Spain's Mapfre to buy Direct Line's German, Italian units for $700 million

MADRID (Reuters) - Spanish insurance company Mapfre (MAP.MC) is to buy the Italian and German businesses of Direct Line (DLGD.L), Britain’s largest motor insurer, for 550 million euros (428.54 million pounds), in a deal that will immediately boost earnings, Mapfre said on Thursday.

“The Italian and German assets acquired are absolutely strategic for Mapfre, strengthening the two main lines of our global growth plan, allowing us to increase our presence in Europe,” Chairman Antonio Huertas said in a statement.

Mapfre, which said it would fund the operation with its own cash, operates in 47 countries with over 23 million clients worldwide and is one of the top 10 largest insurance groups in Europe in terms of premium volumes.

Direct Line was in advanced talks with four suitors to sell the businesses, Huertas said in a conference on the sale, confirming a report by Reuters.

Industry sources said Direct Line’s Italian business was the main attractiion for bidders, who included Germany’s Allianz (ALVG.DE) and France’s Axa (AXAF.PA) in the final stage of the sale process.

In Germany Direct Line is the third-biggest player in the online car insurance market, with about 600,000 customers, behind mutual insurer HUK24 and DA Direct, which is part of Zurich Insurance ZURN.VX.

Direct Line’s Italian and German businesses come with insurance premiums worth 714 million euros and 1.6 million clients and would have been worth 19.5 million euros in pre-tax profits in 2013, Mapfre said.

SALE DIVIDEND FOR DIRECT LINE SHAREHOLDERS

All net proceeds from the sale would be returned to Direct Line’s shareholders, the British company said, adding that it expects to recognise a pre-tax gain of about 160 million pounds ($260 million) from the sale.

Direct Line shareholders should expect up to 26 pence per share in a special dividend once the deal has been finalised, according to Deutsche Bank analyst Oliver Steel.

Direct Line’s share price was up 0.67 percent at 299.0 pence by 1028 GMT, when Mapfre’s was down 0.34 percent at 2.9 euros.

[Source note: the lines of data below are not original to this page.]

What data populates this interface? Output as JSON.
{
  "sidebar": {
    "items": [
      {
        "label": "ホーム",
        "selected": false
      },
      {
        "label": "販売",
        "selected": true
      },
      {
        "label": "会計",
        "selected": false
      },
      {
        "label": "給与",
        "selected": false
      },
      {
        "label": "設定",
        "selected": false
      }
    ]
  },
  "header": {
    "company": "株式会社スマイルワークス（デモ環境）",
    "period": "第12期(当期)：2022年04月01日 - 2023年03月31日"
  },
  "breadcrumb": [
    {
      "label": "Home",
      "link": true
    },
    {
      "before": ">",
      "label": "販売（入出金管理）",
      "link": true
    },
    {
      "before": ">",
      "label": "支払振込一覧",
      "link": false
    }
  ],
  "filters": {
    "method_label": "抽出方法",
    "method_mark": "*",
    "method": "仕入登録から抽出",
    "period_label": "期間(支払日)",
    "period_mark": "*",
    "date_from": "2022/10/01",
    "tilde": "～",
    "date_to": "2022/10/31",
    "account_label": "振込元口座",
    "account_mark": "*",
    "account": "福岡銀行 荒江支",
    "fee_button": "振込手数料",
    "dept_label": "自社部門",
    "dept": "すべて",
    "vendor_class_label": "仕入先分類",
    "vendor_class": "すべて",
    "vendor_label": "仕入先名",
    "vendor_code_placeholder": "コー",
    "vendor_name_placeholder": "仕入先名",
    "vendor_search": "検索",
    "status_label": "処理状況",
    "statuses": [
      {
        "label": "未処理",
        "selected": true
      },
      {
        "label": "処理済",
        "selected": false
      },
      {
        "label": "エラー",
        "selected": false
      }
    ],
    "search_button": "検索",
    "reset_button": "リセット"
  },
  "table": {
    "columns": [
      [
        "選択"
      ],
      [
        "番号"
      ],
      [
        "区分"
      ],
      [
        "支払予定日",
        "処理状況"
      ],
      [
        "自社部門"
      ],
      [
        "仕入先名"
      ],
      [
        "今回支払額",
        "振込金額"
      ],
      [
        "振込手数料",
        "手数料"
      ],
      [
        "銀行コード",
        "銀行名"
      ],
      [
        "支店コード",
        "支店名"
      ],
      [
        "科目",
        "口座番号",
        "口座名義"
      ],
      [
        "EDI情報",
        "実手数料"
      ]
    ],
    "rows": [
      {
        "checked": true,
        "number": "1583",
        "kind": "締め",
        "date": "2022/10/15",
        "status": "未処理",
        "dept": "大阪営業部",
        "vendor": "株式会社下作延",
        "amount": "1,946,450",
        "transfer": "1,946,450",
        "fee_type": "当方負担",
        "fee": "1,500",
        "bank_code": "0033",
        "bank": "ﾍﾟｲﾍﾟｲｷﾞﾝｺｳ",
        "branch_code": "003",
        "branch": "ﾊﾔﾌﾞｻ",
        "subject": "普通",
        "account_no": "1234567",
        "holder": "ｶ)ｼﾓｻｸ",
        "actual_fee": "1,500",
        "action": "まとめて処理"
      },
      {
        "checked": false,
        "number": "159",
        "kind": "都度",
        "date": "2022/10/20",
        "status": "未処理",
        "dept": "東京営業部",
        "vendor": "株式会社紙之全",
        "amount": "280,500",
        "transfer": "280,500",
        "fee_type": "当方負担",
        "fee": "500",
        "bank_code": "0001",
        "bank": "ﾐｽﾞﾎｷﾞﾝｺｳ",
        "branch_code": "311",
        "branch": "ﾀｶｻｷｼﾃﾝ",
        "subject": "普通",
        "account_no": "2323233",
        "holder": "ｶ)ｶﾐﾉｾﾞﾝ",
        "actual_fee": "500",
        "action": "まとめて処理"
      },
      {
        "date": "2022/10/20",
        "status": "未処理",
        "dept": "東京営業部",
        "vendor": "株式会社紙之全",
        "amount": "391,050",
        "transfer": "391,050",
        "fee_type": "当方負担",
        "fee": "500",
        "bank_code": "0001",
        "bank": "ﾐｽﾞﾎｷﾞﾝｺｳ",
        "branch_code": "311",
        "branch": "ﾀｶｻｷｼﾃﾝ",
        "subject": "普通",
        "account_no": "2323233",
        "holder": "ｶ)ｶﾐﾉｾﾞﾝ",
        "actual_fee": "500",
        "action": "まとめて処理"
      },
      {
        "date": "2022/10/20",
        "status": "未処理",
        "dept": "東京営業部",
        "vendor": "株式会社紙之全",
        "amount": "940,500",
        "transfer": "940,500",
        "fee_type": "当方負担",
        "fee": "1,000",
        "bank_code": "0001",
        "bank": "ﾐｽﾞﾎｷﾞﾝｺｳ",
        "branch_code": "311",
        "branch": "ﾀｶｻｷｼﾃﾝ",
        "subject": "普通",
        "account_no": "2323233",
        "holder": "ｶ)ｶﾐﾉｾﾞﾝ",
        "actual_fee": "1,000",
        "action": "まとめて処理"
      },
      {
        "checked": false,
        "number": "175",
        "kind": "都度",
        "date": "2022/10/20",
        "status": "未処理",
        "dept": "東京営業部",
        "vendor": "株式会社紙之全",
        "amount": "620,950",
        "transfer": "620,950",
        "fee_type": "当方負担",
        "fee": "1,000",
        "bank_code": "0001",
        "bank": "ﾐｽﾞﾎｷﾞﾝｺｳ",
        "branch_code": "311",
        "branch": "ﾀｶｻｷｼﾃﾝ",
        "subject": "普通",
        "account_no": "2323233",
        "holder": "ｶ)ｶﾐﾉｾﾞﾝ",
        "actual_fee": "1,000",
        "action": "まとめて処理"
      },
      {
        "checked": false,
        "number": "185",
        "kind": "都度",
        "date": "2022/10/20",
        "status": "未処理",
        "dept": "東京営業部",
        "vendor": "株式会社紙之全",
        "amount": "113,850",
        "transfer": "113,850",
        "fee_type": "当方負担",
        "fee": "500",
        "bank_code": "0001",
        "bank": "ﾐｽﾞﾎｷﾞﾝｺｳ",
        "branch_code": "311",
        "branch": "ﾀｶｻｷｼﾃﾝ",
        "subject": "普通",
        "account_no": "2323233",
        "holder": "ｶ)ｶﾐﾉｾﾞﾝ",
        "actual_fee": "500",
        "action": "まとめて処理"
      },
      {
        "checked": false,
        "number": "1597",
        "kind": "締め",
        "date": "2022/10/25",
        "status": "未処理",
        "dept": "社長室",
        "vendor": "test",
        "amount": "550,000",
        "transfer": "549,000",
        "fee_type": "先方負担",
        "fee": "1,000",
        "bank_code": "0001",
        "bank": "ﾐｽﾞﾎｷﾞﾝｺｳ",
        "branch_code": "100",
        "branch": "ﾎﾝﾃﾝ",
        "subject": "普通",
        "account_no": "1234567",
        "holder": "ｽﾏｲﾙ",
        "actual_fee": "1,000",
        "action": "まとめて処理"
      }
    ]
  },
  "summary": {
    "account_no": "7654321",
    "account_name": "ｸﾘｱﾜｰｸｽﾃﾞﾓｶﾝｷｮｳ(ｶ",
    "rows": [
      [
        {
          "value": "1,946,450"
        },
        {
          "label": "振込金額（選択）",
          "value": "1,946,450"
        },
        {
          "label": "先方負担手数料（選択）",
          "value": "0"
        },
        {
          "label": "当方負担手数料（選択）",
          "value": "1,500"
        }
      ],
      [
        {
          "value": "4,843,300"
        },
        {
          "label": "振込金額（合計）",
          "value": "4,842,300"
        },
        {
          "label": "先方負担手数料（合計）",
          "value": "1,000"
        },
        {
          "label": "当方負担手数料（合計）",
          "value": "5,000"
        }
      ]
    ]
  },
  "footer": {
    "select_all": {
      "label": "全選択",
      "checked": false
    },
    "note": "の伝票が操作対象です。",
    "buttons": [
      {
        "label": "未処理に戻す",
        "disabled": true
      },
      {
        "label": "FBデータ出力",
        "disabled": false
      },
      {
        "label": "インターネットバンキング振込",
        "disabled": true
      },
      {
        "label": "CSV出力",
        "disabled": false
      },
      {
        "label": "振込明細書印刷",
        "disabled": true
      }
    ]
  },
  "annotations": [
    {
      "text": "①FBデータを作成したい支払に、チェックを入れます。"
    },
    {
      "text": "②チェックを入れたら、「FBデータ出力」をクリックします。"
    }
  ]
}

The Stoxx Europe 600 European insurance sector index <0#.SXIP> was up 1.69 percent.

“This is a good outcome for shareholders in our view, with the International units strategically challenged and operating in tough markets,” Shore Capital analyst Eamonn Flanagan said.

Direct Line, whose brands also include Churchill, Privilege and the Green Flag roadside recovery service, was spun off from Royal Bank of Scotland (RBS.L) in an IPO in 2012.

Deal activity in the insurance sector has risen this year, helped by the stock market listing of Dutch insurer NN Group (NN.AS), Europe’s biggest initial public offering (IPO) of 2014.

(This corrected version of the story fixes second last paragraph to say Direct Line went public in 2012, not last year).